I understand typically I should save a list of data (e.g., list = [{"text": "...", "label": 1}, {"text": '...', "label": 1},...]) as a json file and use load_dataset("json", data_files="/path/data.json") to load as dataset. However in this use case, this list is generated on the fly, so I would like to load a list directly as a dataset.

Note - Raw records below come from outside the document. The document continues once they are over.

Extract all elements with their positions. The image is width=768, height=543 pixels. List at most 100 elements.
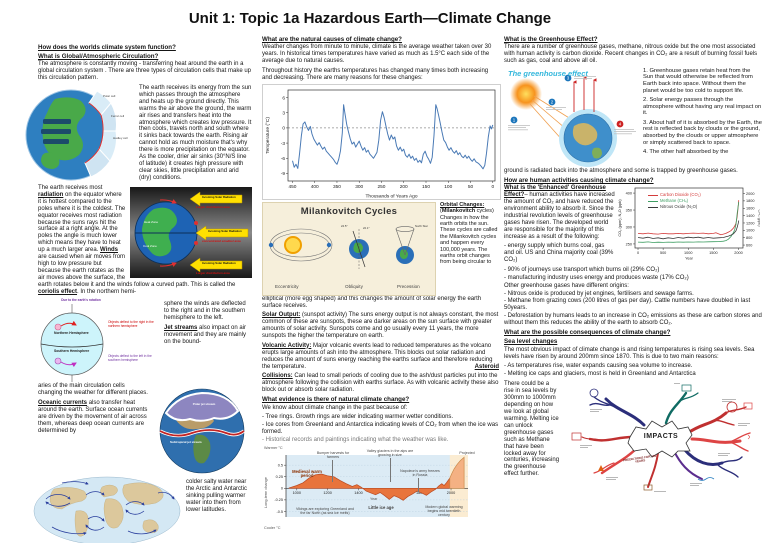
evidence-bullet-tree-rings: - Tree rings. Growth rings are wider ind… (262, 413, 454, 420)
svg-text:1800: 1800 (746, 199, 754, 203)
greenhouse-intro: There are a number of greenhouse gases, … (504, 44, 758, 65)
ch4-legend-swatch (648, 200, 658, 203)
callout-line-2 (390, 457, 391, 482)
annotation-projected: Projected (459, 450, 475, 455)
oceanic-currents-paragraph: Oceanic currents also transfer heat arou… (38, 399, 148, 434)
svg-text:350: 350 (626, 209, 632, 213)
coriolis-illustration (40, 304, 104, 383)
svg-text:3: 3 (282, 110, 285, 116)
svg-text:2: 2 (551, 99, 554, 104)
ferrel-cell-label: Ferrel cell (111, 113, 125, 118)
right-column: What is the Greenhouse Effect? There are… (504, 34, 762, 501)
svg-text:350: 350 (333, 184, 341, 190)
svg-text:300: 300 (355, 184, 363, 190)
precession-label: Precession (397, 283, 420, 289)
evidence-bullet-historical: - Historical records and paintings indic… (262, 436, 449, 443)
sea-bullet-expansion: - As temperatures rise, water expands ca… (504, 363, 693, 370)
svg-text:600: 600 (746, 244, 752, 248)
svg-text:CO₂ (ppm), N₂O (ppb): CO₂ (ppm), N₂O (ppb) (618, 199, 622, 237)
evidence-bullet-ice-cores: - Ice cores from Greenland and Antarctic… (262, 421, 499, 435)
heading-sea-level: Sea level changes (504, 338, 558, 346)
greenhouse-row: The greenhouse effect (504, 68, 762, 168)
svg-text:2000: 2000 (447, 491, 455, 495)
southern-hemisphere-label: Southern Hemisphere (54, 349, 90, 354)
greenhouse-point-2: 2. Solar energy passes through the atmos… (643, 96, 762, 117)
bullet-manufacturing: - manufacturing industry uses energy and… (504, 274, 689, 281)
distribution-note-bottom: Larger distribution area (196, 270, 230, 275)
solar-radiation-figure: Incoming Solar Radiation Larger distribu… (130, 186, 252, 278)
enhanced-effect-row: What is the 'Enhanced' Greenhouse Effect… (504, 185, 762, 266)
annotation-bumper-harvests: Bumper harvests for farmers (316, 450, 350, 459)
distribution-note-mid: concentrated smallest area (202, 238, 241, 243)
impacts-row: There could be a rise in sea levels by 3… (504, 379, 762, 501)
heading-greenhouse-effect: What is the Greenhouse Effect? (504, 36, 598, 43)
svg-text:1000: 1000 (293, 491, 301, 495)
svg-text:0.25: 0.25 (276, 475, 283, 479)
annotation-valley-glaciers: Valley glaciers in the alps are growing … (366, 448, 414, 457)
greenhouse-gases-plot: 0 500 1000 1500 2000 250 300 350 400 600 800 1000 12… (618, 187, 761, 261)
jet-continuation: aries of the main circulation cells chan… (38, 383, 148, 397)
milankovitch-figure: Milankovitch Cycles (262, 201, 436, 296)
circulation-globe-illustration (25, 89, 117, 181)
milankovitch-title: Milankovitch Cycles (300, 205, 398, 217)
impacts-mind-map-illustration (571, 382, 753, 492)
orbital-continuation: elliptical (more egg shaped) and this ch… (262, 295, 482, 309)
radiation-block: Incoming Solar Radiation Larger distribu… (38, 185, 252, 299)
volcanic-activity-paragraph: Volcanic Activity: Major volcanic events… (262, 342, 499, 370)
svg-text:CH₄ (ppb): CH₄ (ppb) (758, 210, 761, 228)
svg-text:1000: 1000 (684, 251, 692, 255)
greenhouse-diagram-title: The greenhouse effect (508, 68, 588, 78)
other-gases-line: Other greenhouse gases have different or… (504, 282, 629, 289)
svg-text:300: 300 (626, 226, 632, 230)
left-column: How does the worlds climate system funct… (25, 42, 252, 543)
greenhouse-gases-chart: 0 500 1000 1500 2000 250 300 350 400 600 800 1000 12… (616, 185, 762, 263)
orbital-changes-paragraph: Orbital Changes: (Milankovitch cycles) C… (440, 201, 498, 266)
cool-zone-label: Cool Zone (143, 243, 157, 248)
co2-legend-swatch (648, 194, 658, 197)
greenhouse-effect-illustration: 1 2 3 4 (508, 74, 636, 167)
ocean-currents-map (33, 477, 181, 543)
svg-text:1000: 1000 (746, 229, 754, 233)
svg-text:0.5: 0.5 (278, 463, 283, 467)
asteroid-collisions-paragraph: Collisions: Can lead to small periods of… (262, 372, 499, 393)
svg-text:150: 150 (422, 184, 430, 190)
sea-bullet-melting: - Melting ice caps and glaciers, most is… (504, 371, 696, 378)
svg-text:-0.5: -0.5 (276, 510, 283, 514)
svg-text:-0.25: -0.25 (274, 498, 283, 502)
svg-text:250: 250 (377, 184, 385, 190)
svg-text:0: 0 (637, 251, 639, 255)
svg-text:200: 200 (400, 184, 408, 190)
svg-text:1600: 1600 (746, 207, 754, 211)
svg-text:2000: 2000 (734, 251, 742, 255)
jet-globe-row: aries of the main circulation cells chan… (38, 383, 252, 475)
svg-text:1200: 1200 (746, 221, 754, 225)
incoming-radiation-label-mid: Incoming Solar Radiation (208, 229, 242, 234)
circulation-row: Polar cell Ferrel cell Hadley cell The e… (25, 85, 252, 185)
ocean-currents-tail: colder salty water near the Arctic and A… (186, 479, 248, 514)
last-1000-years-chart: Warmer °C Cooler °C Long-term change 100… (262, 446, 486, 532)
polar-cell-label: Polar cell (103, 93, 116, 98)
annotation-modern-warming: Modern global warming begins mid twentie… (425, 504, 463, 517)
eccentricity-label: Eccentricity (275, 283, 299, 289)
enhanced-greenhouse-paragraph: What is the 'Enhanced' Greenhouse Effect… (504, 185, 615, 240)
svg-text:0: 0 (491, 184, 494, 190)
svg-text:0: 0 (281, 486, 283, 490)
heat-zone-label: Heat Zone (144, 219, 159, 224)
svg-text:450: 450 (288, 184, 296, 190)
svg-text:1200: 1200 (323, 491, 331, 495)
coriolis-figure: Due to the earth's rotation Northern Hem… (38, 299, 160, 383)
heading-human-activities: How are human activities causing climate… (504, 177, 654, 184)
circulation-cells-globe-figure: Polar cell Ferrel cell Hadley cell (25, 85, 129, 185)
page-title: Unit 1: Topic 1a Hazardous Earth—Climate… (188, 10, 552, 27)
cooler-axis-label: Cooler °C (264, 525, 281, 530)
heading-global-circulation: What is Global/Atmospheric Circulation? (38, 53, 159, 61)
svg-text:800: 800 (746, 236, 752, 240)
coriolis-row: Due to the earth's rotation Northern Hem… (38, 299, 252, 383)
svg-text:0: 0 (282, 126, 285, 132)
solar-output-paragraph: Solar Output: (sunspot activity) The sun… (262, 312, 499, 340)
svg-text:1800: 1800 (416, 491, 424, 495)
n2o-legend-label: Nitrous Oxide (N₂O) (660, 203, 698, 209)
obliquity-label: Obliquity (345, 283, 363, 289)
ocean-currents-map-figure (32, 475, 182, 543)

I used load_dataset(list) but got the following error:
TypeError: expected str, bytes or os.PathLike object, not list
Is there some way to allow me to directly load list as dataset?

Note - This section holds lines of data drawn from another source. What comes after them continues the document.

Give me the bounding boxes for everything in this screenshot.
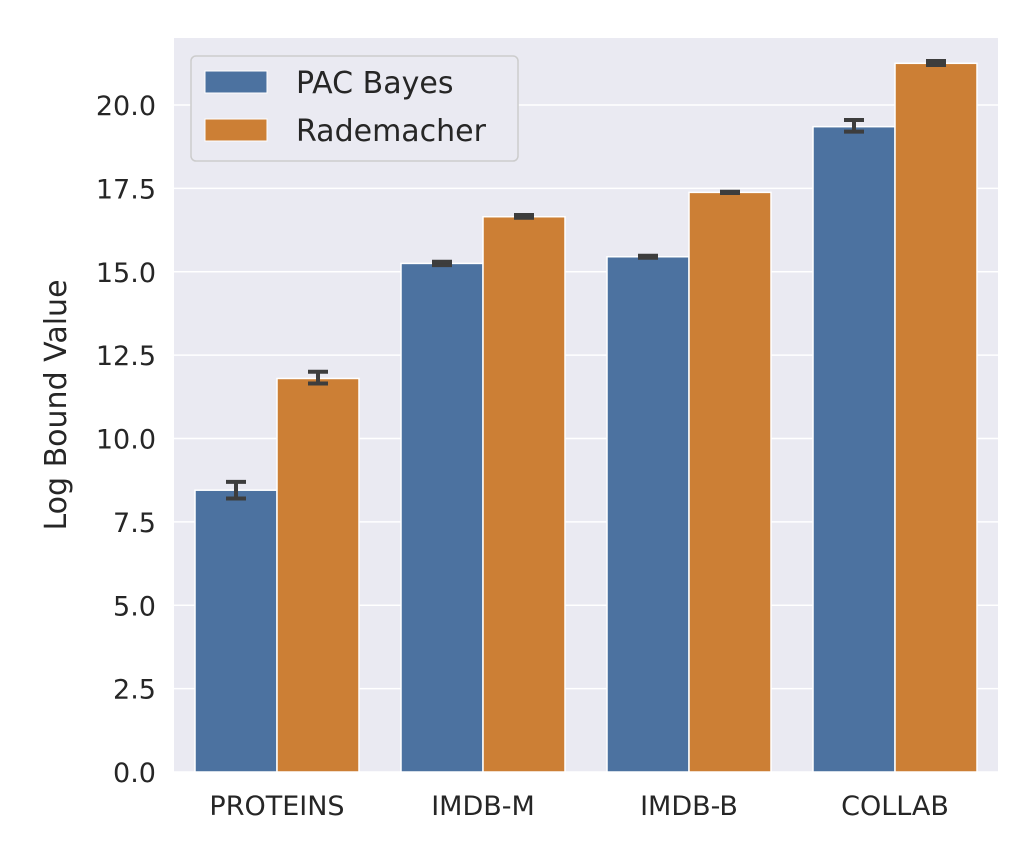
x-tick-label-imdb-m: IMDB-M — [431, 791, 535, 822]
legend-label-pac-bayes: PAC Bayes — [296, 66, 453, 101]
bar-pac-bayes-proteins — [194, 489, 278, 773]
error-bars — [226, 58, 946, 501]
bars — [194, 62, 978, 773]
y-tick-label: 12.5 — [96, 341, 156, 372]
bar-pac-bayes-imdb-m — [400, 262, 484, 773]
y-axis-label: Log Bound Value — [39, 279, 74, 530]
y-tick-label: 10.0 — [96, 425, 156, 456]
bar-rademacher-imdb-m — [482, 215, 566, 773]
y-tick-label: 17.5 — [96, 174, 156, 205]
y-tick-label: 2.5 — [113, 675, 156, 706]
bar-pac-bayes-collab — [812, 125, 896, 773]
x-tick-label-imdb-b: IMDB-B — [640, 791, 738, 822]
x-tick-labels: PROTEINS IMDB-M IMDB-B COLLAB — [209, 791, 948, 822]
bar-rademacher-collab — [894, 62, 978, 773]
legend: PAC Bayes Rademacher — [190, 55, 519, 162]
y-tick-label: 0.0 — [113, 758, 156, 789]
bar-rademacher-imdb-b — [688, 191, 772, 773]
y-tick-label: 5.0 — [113, 591, 156, 622]
bar-pac-bayes-imdb-b — [606, 255, 690, 773]
x-tick-label-collab: COLLAB — [841, 791, 949, 822]
legend-swatch-pac-bayes — [204, 70, 268, 94]
y-tick-label: 15.0 — [96, 258, 156, 289]
bar-rademacher-proteins — [276, 377, 360, 773]
x-tick-label-proteins: PROTEINS — [209, 791, 344, 822]
y-tick-label: 7.5 — [113, 508, 156, 539]
legend-label-rademacher: Rademacher — [296, 114, 487, 149]
legend-swatch-rademacher — [204, 118, 268, 142]
y-tick-label: 20.0 — [96, 91, 156, 122]
y-tick-labels: 0.0 2.5 5.0 7.5 10.0 12.5 15.0 17.5 20.0 — [96, 91, 156, 789]
legend-box — [190, 55, 519, 162]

Is it possible to create similar data from list of strings ?
Currently I do
dataset = Dataset.from_list(math_sentences) #math_sentences is array of string
but I got
---------------------------------------------------------------------------
AttributeError Traceback (most recent call last)
Cell In[16], line 3
1 from datasets import Dataset
----> 3 dataset = Dataset.from_list(math_sentences) #math_sentences is array of string
File ~\AppData\Local\Packages\PythonSoftwareFoundation.Python.3.11_qbz5n2kfra8p0\LocalCache\local-packages\Python311\site-packages\datasets\arrow_dataset.py:950, in Dataset.from_list(cls, mapping, features, info, split)
934 """
935 Convert a list of dicts to a `pyarrow.Table` to create a [`Dataset`]`.
936
(...)
947 [`Dataset`]
948 """
949 # for simplicity and consistency wrt OptimizedTypedSequence we do not use InMemoryTable.from_pylist here
--> 950 mapping = {k: [r.get(k) for r in mapping] for k in mapping[0]} if mapping else {}
951 return cls.from_dict(mapping, features, info, split)

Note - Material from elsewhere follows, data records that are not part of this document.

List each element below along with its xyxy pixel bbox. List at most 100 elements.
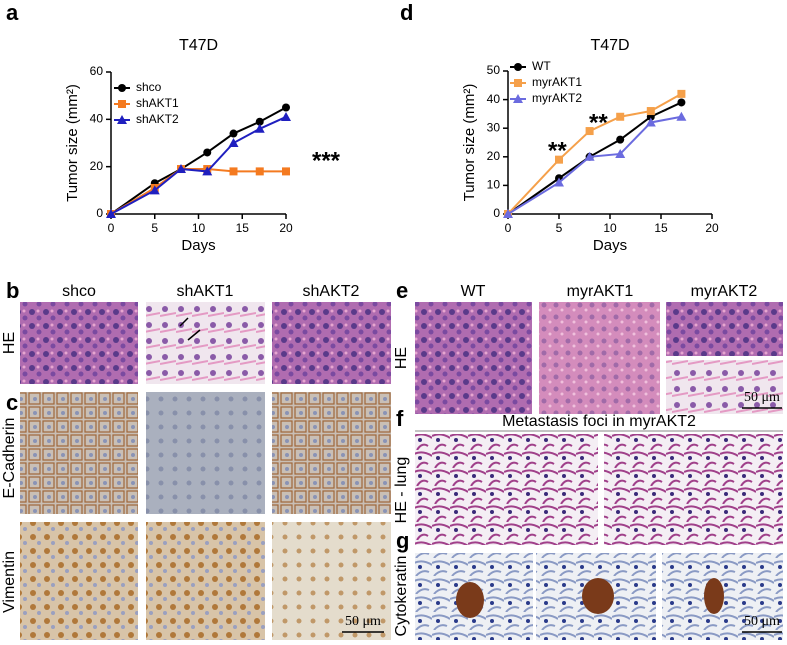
- y-axis-title: Tumor size (mm²): [461, 84, 478, 202]
- marker: [677, 89, 686, 98]
- micrograph: [20, 302, 138, 384]
- column-label: WT: [461, 283, 486, 300]
- panel-label: d: [400, 0, 413, 25]
- stained-cells: [456, 582, 484, 618]
- marker: [202, 166, 213, 176]
- micrograph: [272, 392, 391, 514]
- row-label: Vimentin: [1, 551, 18, 613]
- marker: [149, 185, 160, 195]
- y-tick-label: 20: [487, 149, 501, 163]
- marker: [203, 148, 212, 157]
- chart-title: T47D: [590, 37, 629, 54]
- panel-label: c: [6, 390, 18, 415]
- micrograph: [604, 434, 783, 545]
- panel-label: f: [396, 406, 404, 431]
- micrograph: [20, 392, 138, 514]
- legend-label: myrAKT2: [532, 91, 582, 105]
- legend-label: shAKT2: [136, 112, 179, 126]
- x-axis-title: Days: [181, 237, 215, 254]
- x-tick-label: 0: [108, 221, 115, 235]
- x-axis-title: Days: [593, 237, 627, 254]
- legend-marker: [514, 63, 522, 71]
- stained-cells: [704, 578, 724, 614]
- marker: [554, 177, 564, 187]
- micrograph: [146, 522, 265, 640]
- legend-marker: [514, 79, 522, 87]
- row-label: Cytokeratin: [393, 556, 410, 637]
- micrograph: [20, 522, 138, 640]
- marker: [281, 111, 291, 121]
- legend-marker: [118, 100, 126, 108]
- marker: [229, 167, 238, 176]
- legend-marker: [513, 94, 523, 103]
- micrograph: [666, 360, 783, 414]
- column-label: shAKT1: [177, 283, 234, 300]
- annotation: **: [548, 137, 567, 164]
- micrograph: [666, 302, 783, 356]
- y-tick-label: 0: [96, 206, 103, 220]
- row-label: E-Cadherin: [1, 418, 18, 499]
- y-tick-label: 60: [90, 64, 104, 78]
- line: [507, 101, 682, 215]
- y-tick-label: 0: [493, 206, 500, 220]
- y-tick-label: 40: [90, 112, 104, 126]
- line: [507, 115, 682, 215]
- arrow: [179, 317, 201, 341]
- y-tick-label: 30: [487, 120, 501, 134]
- marker: [282, 103, 290, 112]
- x-tick-label: 20: [705, 221, 719, 235]
- y-axis-title: Tumor size (mm²): [64, 84, 81, 202]
- legend-marker: [118, 84, 126, 92]
- micrograph: [146, 392, 265, 514]
- x-tick-label: 5: [151, 221, 158, 235]
- panel-label: e: [396, 278, 408, 303]
- marker: [176, 164, 186, 174]
- marker: [676, 111, 687, 121]
- marker: [585, 127, 594, 136]
- marker: [255, 117, 264, 126]
- panel-label: b: [6, 278, 19, 303]
- x-tick-label: 0: [505, 221, 512, 235]
- marker: [503, 209, 513, 218]
- row-label: HE - lung: [393, 457, 410, 524]
- panel-label: g: [396, 528, 409, 553]
- legend-marker: [117, 115, 127, 124]
- marker: [677, 98, 686, 107]
- stained-cells: [582, 578, 614, 614]
- y-tick-label: 40: [487, 92, 501, 106]
- x-tick-label: 10: [192, 221, 206, 235]
- marker: [645, 117, 656, 127]
- annotation: **: [589, 109, 608, 136]
- marker: [255, 167, 264, 176]
- micrograph: [415, 302, 532, 414]
- x-tick-label: 15: [236, 221, 250, 235]
- scale-label: 50 μm: [744, 390, 780, 405]
- marker: [106, 209, 116, 218]
- marker: [555, 155, 563, 164]
- marker: [282, 167, 290, 176]
- x-tick-label: 15: [654, 221, 668, 235]
- micrograph: [539, 302, 660, 414]
- micrograph: [272, 522, 391, 640]
- y-tick-label: 10: [487, 178, 501, 192]
- panel-label: a: [6, 0, 19, 25]
- micrograph: [146, 302, 265, 384]
- column-label: shAKT2: [303, 283, 360, 300]
- legend-label: myrAKT1: [532, 75, 582, 89]
- column-label: myrAKT2: [691, 283, 758, 300]
- line: [110, 168, 286, 215]
- micrograph: [272, 302, 391, 384]
- line: [507, 93, 682, 215]
- column-label: myrAKT1: [567, 283, 634, 300]
- y-tick-label: 50: [487, 63, 501, 77]
- scale-label: 50 μm: [744, 614, 780, 629]
- legend-label: shAKT1: [136, 96, 179, 110]
- x-tick-label: 10: [603, 221, 617, 235]
- column-label: shco: [62, 283, 96, 300]
- marker: [616, 135, 625, 144]
- marker: [584, 151, 595, 161]
- x-tick-label: 5: [556, 221, 563, 235]
- legend-label: shco: [136, 80, 162, 94]
- marker: [228, 138, 239, 147]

File ~\AppData\Local\Packages\PythonSoftwareFoundation.Python.3.11_qbz5n2kfra8p0\LocalCache\local-packages\Python311\site-packages\datasets\arrow_dataset.py:950, in <dictcomp>(.0)
934 """
935 Convert a list of dicts to a `pyarrow.Table` to create a [`Dataset`]`.
936
(...)
947 [`Dataset`]
948 """
949 # for simplicity and consistency wrt OptimizedTypedSequence we do not use InMemoryTable.from_pylist here
--> 950 mapping = {k: [r.get(k) for r in mapping] for k in mapping[0]} if mapping else {}
951 return cls.from_dict(mapping, features, info, split)
File ~\AppData\Local\Packages\PythonSoftwareFoundation.Python.3.11_qbz5n2kfra8p0\LocalCache\local-packages\Python311\site-packages\datasets\arrow_dataset.py:950, in <listcomp>(.0)
934 """
935 Convert a list of dicts to a `pyarrow.Table` to create a [`Dataset`]`.
936
(...)
947 [`Dataset`]
948 """
949 # for simplicity and consistency wrt OptimizedTypedSequence we do not use InMemoryTable.from_pylist here
--> 950 mapping = {k: [r.get(k) for r in mapping] for k in mapping[0]} if mapping else {}
951 return cls.from_dict(mapping, features, info, split)
AttributeError: 'str' object has no attribute 'get'
@tempdeltavalue I had the same issue loading a list of strings. The fix was to convert it into a list of dicts, with each dict containing ‘text’ as a key and the actual string as the value.